Fearing they will sell out, marijuana shops are rationing the amount of pot customers can purchase

Pot shops: Struggling to meet marijuana demand

DENVER - Just six days after they opened for business, many Colorado marijuana shops say the demand for recreational pot is so high they have to ration the amount they sell customers to avoid selling out.

At a downtown Denver dispensary, the Lodo Wellness Center on Wazee Street, the owner is limiting customers to an eighth of an ounce, even though it's legal for each customer to purchase a full ounce.

Some retail marijuana shops and their suppliers are finding they can't keep up with demand.
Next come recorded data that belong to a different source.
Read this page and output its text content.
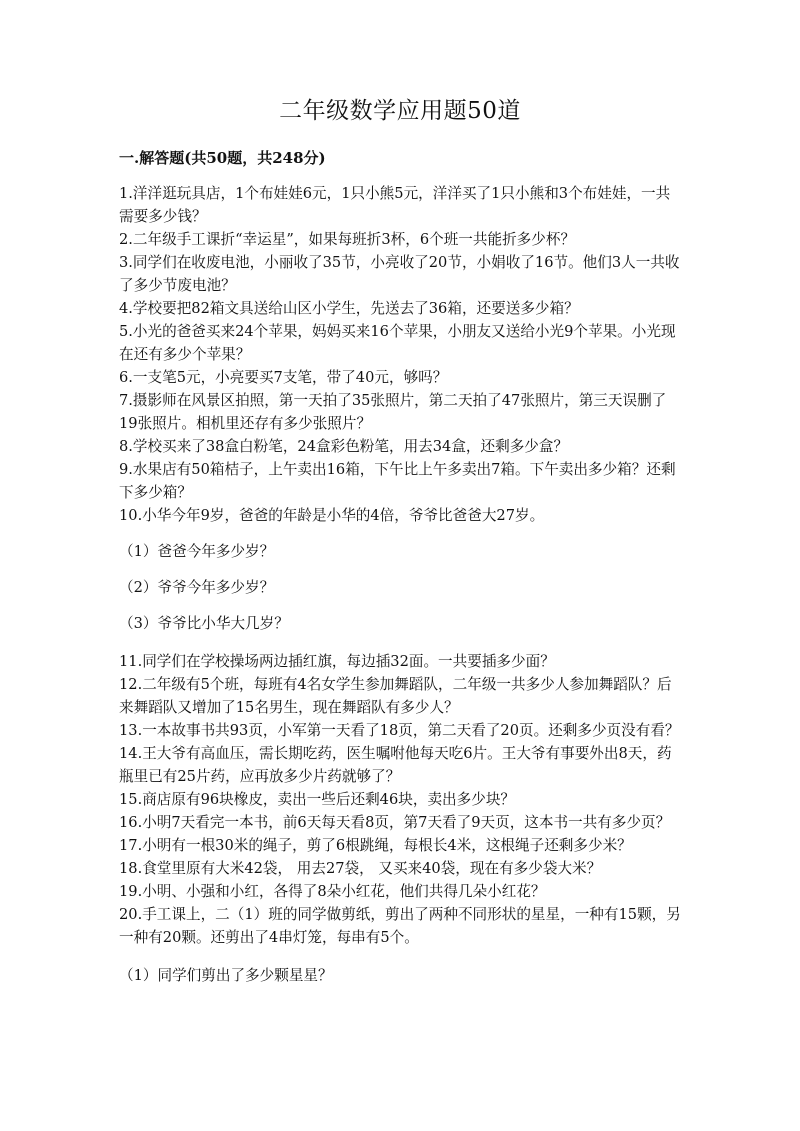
二年级数学应用题50道
一.解答题(共50题，共248分)

1.洋洋逛玩具店，1个布娃娃6元，1只小熊5元，洋洋买了1只小熊和3个布娃娃，一共需要多少钱？

2.二年级手工课折“幸运星”，如果每班折3杯，6个班一共能折多少杯？

3.同学们在收废电池，小丽收了35节，小亮收了20节，小娟收了16节。他们3人一共收了多少节废电池？

4.学校要把82箱文具送给山区小学生，先送去了36箱，还要送多少箱？

5.小光的爸爸买来24个苹果，妈妈买来16个苹果，小朋友又送给小光9个苹果。小光现在还有多少个苹果？

6.一支笔5元，小亮要买7支笔，带了40元，够吗？

7.摄影师在风景区拍照，第一天拍了35张照片，第二天拍了47张照片，第三天误删了19张照片。相机里还存有多少张照片？

8.学校买来了38盒白粉笔，24盒彩色粉笔，用去34盒，还剩多少盒？

9.水果店有50箱桔子，上午卖出16箱，下午比上午多卖出7箱。下午卖出多少箱？还剩下多少箱？

10.小华今年9岁，爸爸的年龄是小华的4倍，爷爷比爸爸大27岁。

（1）爸爸今年多少岁？

（2）爷爷今年多少岁？

（3）爷爷比小华大几岁？

11.同学们在学校操场两边插红旗，每边插32面。一共要插多少面？

12.二年级有5个班，每班有4名女学生参加舞蹈队，二年级一共多少人参加舞蹈队？后来舞蹈队又增加了15名男生，现在舞蹈队有多少人？

13.一本故事书共93页，小军第一天看了18页，第二天看了20页。还剩多少页没有看？

14.王大爷有高血压，需长期吃药，医生嘱咐他每天吃6片。王大爷有事要外出8天，药瓶里已有25片药，应再放多少片药就够了？

15.商店原有96块橡皮，卖出一些后还剩46块，卖出多少块？

16.小明7天看完一本书，前6天每天看8页，第7天看了9天页，这本书一共有多少页？

17.小明有一根30米的绳子，剪了6根跳绳，每根长4米，这根绳子还剩多少米？

18.食堂里原有大米42袋， 用去27袋， 又买来40袋，现在有多少袋大米？

19.小明、小强和小红，各得了8朵小红花，他们共得几朵小红花？

20.手工课上，二（1）班的同学做剪纸，剪出了两种不同形状的星星，一种有15颗，另一种有20颗。还剪出了4串灯笼，每串有5个。

（1）同学们剪出了多少颗星星？
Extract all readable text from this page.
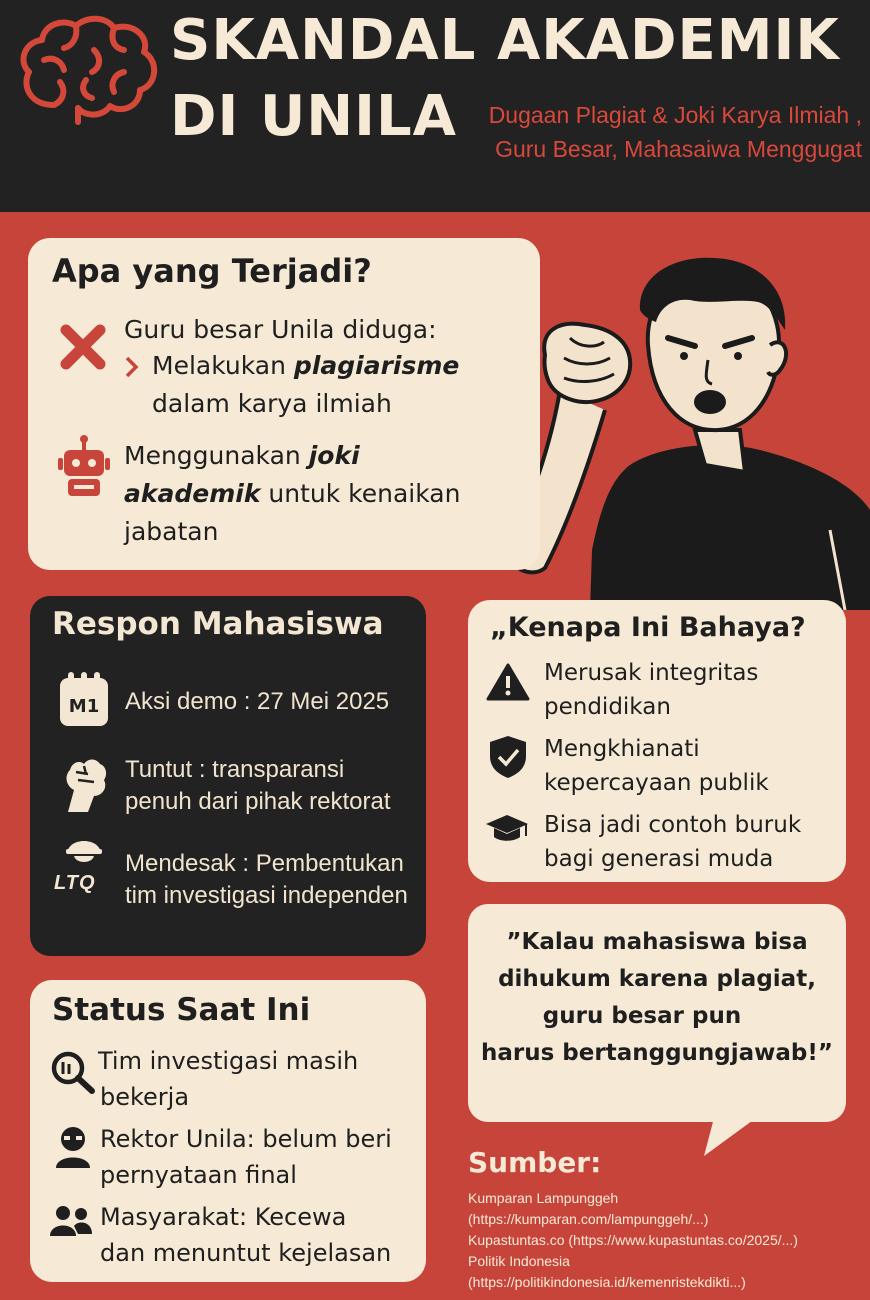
SKANDAL AKADEMIK
DI UNILA	Dugaan Plagiat & Joki Karya Ilmiah ,
Guru Besar, Mahasaiwa Menggugat
Apa yang Terjadi?
Guru besar Unila diduga:
Melakukan plagiarisme
dalam karya ilmiah
Menggunakan joki
akademik untuk kenaikan
jabatan
Respon Mahasiswa
M1	Aksi demo : 27 Mei 2025
Tuntut : transparansi
penuh dari pihak rektorat
LTQ
Mendesak : Pembentukan
tim investigasi independen
„Kenapa Ini Bahaya?
Merusak integritas
pendidikan
Mengkhianati
kepercayaan publik
Bisa jadi contoh buruk
bagi generasi muda
”Kalau mahasiswa bisa
dihukum karena plagiat,
guru besar pun
harus bertanggungjawab!”
Status Saat Ini
Tim investigasi masih
bekerja
Rektor Unila: belum beri
pernyataan final
Masyarakat: Kecewa
dan menuntut kejelasan
Sumber:
Kumparan Lampunggeh
(https://kumparan.com/lampunggeh/...)
Kupastuntas.co (https://www.kupastuntas.co/2025/...)
Politik Indonesia
(https://politikindonesia.id/kemenristekdikti...)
The long lines many have died down, but demand is still brisk.

"I expected to have some business," said Linda Andrews, owner of Lodo Wellness Center. "I didn't expect it to be that big."

Because of that, Andrews says there are a host of new complications.

"Well, we are still limiting our purchases," she said. "If we stopped imposing those limits, we could definitely sellout."

Lodo Wellness Center's edibles supplier, Elixirs and Edibles, is also having trouble keeping up.

"We thought we had enough supply to get us through January," said a spokesman for Elixirs and Edibles. "We ran out in three days."

Elixirs and Edibles is scrambling to produce more.

"This is the last [product] in their whole factory -- everything they had," said a pot shop employee. "So, we have to make it last."

From chocolate truffles to marijuana infused soda -- many shops are also limiting customers to one of each type of edible.

"We have to work on expansion right now," said Andrews. "And limiting at the same time in order to make it work."

Andrews showed 7NEWS the grow operation in the basement. While it looks well-stocked, she said supplies are already falling behind demand.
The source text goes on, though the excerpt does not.